Aunque desde muy pequeña bregó con picones y azadas, la labor se endureció cuando contrajo matrimonio: “aquí estaban todas las fincas muy lejos. ‘Garraba’ un cesto a la cabeza y llevaba la comida para un rebaño de gente por los prados”. En definitiva, “trabajé sin parar” pero reconoce que “me ayudaron mucho los hijos. Los sacaba de la cama para ordeñar, que de aquella había que hacerlo a mano, antes de ir al colegio”.
Tras Eladio, llegaron María de los Ángeles, Manuel, que vive en Bruselas, y Francisco. Además, presume de nueve nietos y ocho bisnietos “más uno que viene en camino”. María de los Ángeles destaca que su madre “se adaptó muy bien a la vida. Vivió a la antigua cuando tocaba pero también se acostumbró a los cambios y a la vida moderna”. Cuidó de sus nietos, “los llevaba a las carrozas en Tineo, a la piscina en verano, los preparaba para ir al colegio. Todo. Siempre estuvo entregada a la familia”, explica su hija.

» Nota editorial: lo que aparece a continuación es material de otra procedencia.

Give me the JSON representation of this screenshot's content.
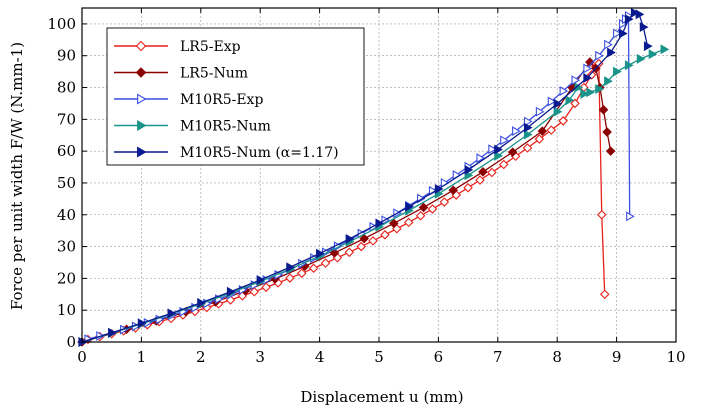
{
  "chart_data": {
    "type": "line",
    "xlabel": "Displacement u (mm)",
    "ylabel": "Force per unit width F/W (N.mm-1)",
    "xlim": [
      0,
      10
    ],
    "ylim": [
      0,
      105
    ],
    "xticks": [
      0,
      1,
      2,
      3,
      4,
      5,
      6,
      7,
      8,
      9,
      10
    ],
    "yticks": [
      0,
      10,
      20,
      30,
      40,
      50,
      60,
      70,
      80,
      90,
      100
    ],
    "grid": true,
    "legend_position": "top-left",
    "series": [
      {
        "name": "LR5-Exp",
        "color": "#e8211b",
        "marker": "diamond-open",
        "x": [
          0.1,
          0.3,
          0.5,
          0.7,
          0.9,
          1.1,
          1.3,
          1.5,
          1.7,
          1.9,
          2.1,
          2.3,
          2.5,
          2.7,
          2.9,
          3.1,
          3.3,
          3.5,
          3.7,
          3.9,
          4.1,
          4.3,
          4.5,
          4.7,
          4.9,
          5.1,
          5.3,
          5.5,
          5.7,
          5.9,
          6.1,
          6.3,
          6.5,
          6.7,
          6.9,
          7.1,
          7.3,
          7.5,
          7.7,
          7.9,
          8.1,
          8.3,
          8.45,
          8.58,
          8.65,
          8.7,
          8.75,
          8.8
        ],
        "y": [
          0.8,
          1.7,
          2.6,
          3.5,
          4.4,
          5.4,
          6.4,
          7.4,
          8.5,
          9.6,
          10.8,
          12.0,
          13.2,
          14.5,
          15.8,
          17.2,
          18.6,
          20.1,
          21.6,
          23.2,
          24.8,
          26.5,
          28.2,
          30.0,
          31.8,
          33.7,
          35.6,
          37.6,
          39.7,
          41.8,
          44.0,
          46.2,
          48.5,
          50.9,
          53.3,
          55.8,
          58.4,
          61.0,
          63.8,
          66.6,
          69.5,
          75.0,
          80.0,
          84.0,
          86.5,
          87.5,
          40.0,
          15.0
        ]
      },
      {
        "name": "LR5-Num",
        "color": "#8b0000",
        "marker": "diamond-filled",
        "x": [
          0.0,
          0.75,
          1.25,
          1.75,
          2.25,
          2.75,
          3.25,
          3.75,
          4.25,
          4.75,
          5.25,
          5.75,
          6.25,
          6.75,
          7.25,
          7.75,
          8.25,
          8.55,
          8.65,
          8.72,
          8.78,
          8.84,
          8.9
        ],
        "y": [
          0.0,
          4.0,
          6.6,
          9.5,
          12.6,
          16.1,
          19.8,
          23.8,
          28.0,
          32.5,
          37.3,
          42.3,
          47.7,
          53.5,
          59.7,
          66.3,
          80.0,
          88.0,
          86.0,
          80.0,
          73.0,
          66.0,
          60.0
        ]
      },
      {
        "name": "M10R5-Exp",
        "color": "#3b4fe0",
        "marker": "triangle-right-open",
        "x": [
          0.1,
          0.3,
          0.5,
          0.7,
          0.9,
          1.1,
          1.3,
          1.5,
          1.7,
          1.9,
          2.1,
          2.3,
          2.5,
          2.7,
          2.9,
          3.1,
          3.3,
          3.5,
          3.7,
          3.9,
          4.1,
          4.3,
          4.5,
          4.7,
          4.9,
          5.1,
          5.3,
          5.5,
          5.7,
          5.9,
          6.1,
          6.3,
          6.5,
          6.7,
          6.9,
          7.1,
          7.3,
          7.5,
          7.7,
          7.9,
          8.1,
          8.3,
          8.5,
          8.7,
          8.85,
          9.0,
          9.1,
          9.15,
          9.2,
          9.22
        ],
        "y": [
          0.9,
          1.9,
          2.9,
          3.9,
          4.9,
          6.0,
          7.1,
          8.3,
          9.5,
          10.8,
          12.1,
          13.5,
          14.9,
          16.4,
          17.9,
          19.5,
          21.1,
          22.8,
          24.6,
          26.4,
          28.2,
          30.1,
          32.1,
          34.1,
          36.2,
          38.3,
          40.5,
          42.8,
          45.1,
          47.5,
          50.0,
          52.5,
          55.1,
          57.8,
          60.6,
          63.4,
          66.3,
          69.3,
          72.4,
          75.6,
          78.9,
          82.3,
          86.0,
          90.0,
          93.5,
          97.0,
          100.0,
          101.5,
          102.5,
          39.5
        ]
      },
      {
        "name": "M10R5-Num",
        "color": "#1a948a",
        "marker": "triangle-right-filled",
        "x": [
          0.0,
          0.5,
          1.0,
          1.5,
          2.0,
          2.5,
          3.0,
          3.5,
          4.0,
          4.5,
          5.0,
          5.5,
          6.0,
          6.5,
          7.0,
          7.5,
          8.0,
          8.2,
          8.35,
          8.45,
          8.55,
          8.7,
          8.85,
          9.0,
          9.2,
          9.4,
          9.6,
          9.8
        ],
        "y": [
          0.0,
          2.8,
          5.7,
          8.8,
          12.0,
          15.4,
          19.0,
          22.9,
          27.0,
          31.5,
          36.2,
          41.3,
          46.6,
          52.4,
          58.5,
          65.2,
          72.4,
          76.0,
          80.0,
          78.0,
          78.5,
          79.5,
          82.0,
          85.0,
          87.0,
          89.0,
          90.5,
          92.0
        ]
      },
      {
        "name": "M10R5-Num (α=1.17)",
        "color": "#0a1a8f",
        "marker": "triangle-right-filled",
        "x": [
          0.0,
          0.5,
          1.0,
          1.5,
          2.0,
          2.5,
          3.0,
          3.5,
          4.0,
          4.5,
          5.0,
          5.5,
          6.0,
          6.5,
          7.0,
          7.5,
          8.0,
          8.5,
          8.9,
          9.1,
          9.2,
          9.3,
          9.38,
          9.45,
          9.52
        ],
        "y": [
          0.0,
          2.9,
          5.9,
          9.0,
          12.3,
          15.8,
          19.5,
          23.5,
          27.8,
          32.4,
          37.3,
          42.5,
          48.1,
          54.1,
          60.5,
          67.4,
          74.9,
          83.0,
          91.0,
          97.0,
          101.5,
          103.5,
          103.0,
          99.0,
          93.0
        ]
      }
    ]
  }
}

Por ello, “mientras pudo”, cada Navidad viajaba a Bruselas a visitar a Manuel. “La primera vez que subí en avión, que fue cuando se casó, fue maravilloso. Fui con mi marido”. A partir de ahí, “para las navidades me sacaban el billete y estaba allí hasta después de Reyes”. Lamenta que a consecuencia de la pandemia “lleve tanto tiempo sin verlo”, incluso “que no me den besos”. Y es que “no entiende las restricciones por la Covid -19, que es por su seguridad. Nos dice que ella vivió una guerra que nada le va a pasar porque le den un abrazo los hijos y los nietos. Es muy cariñosa”, apunta María de los Ángeles.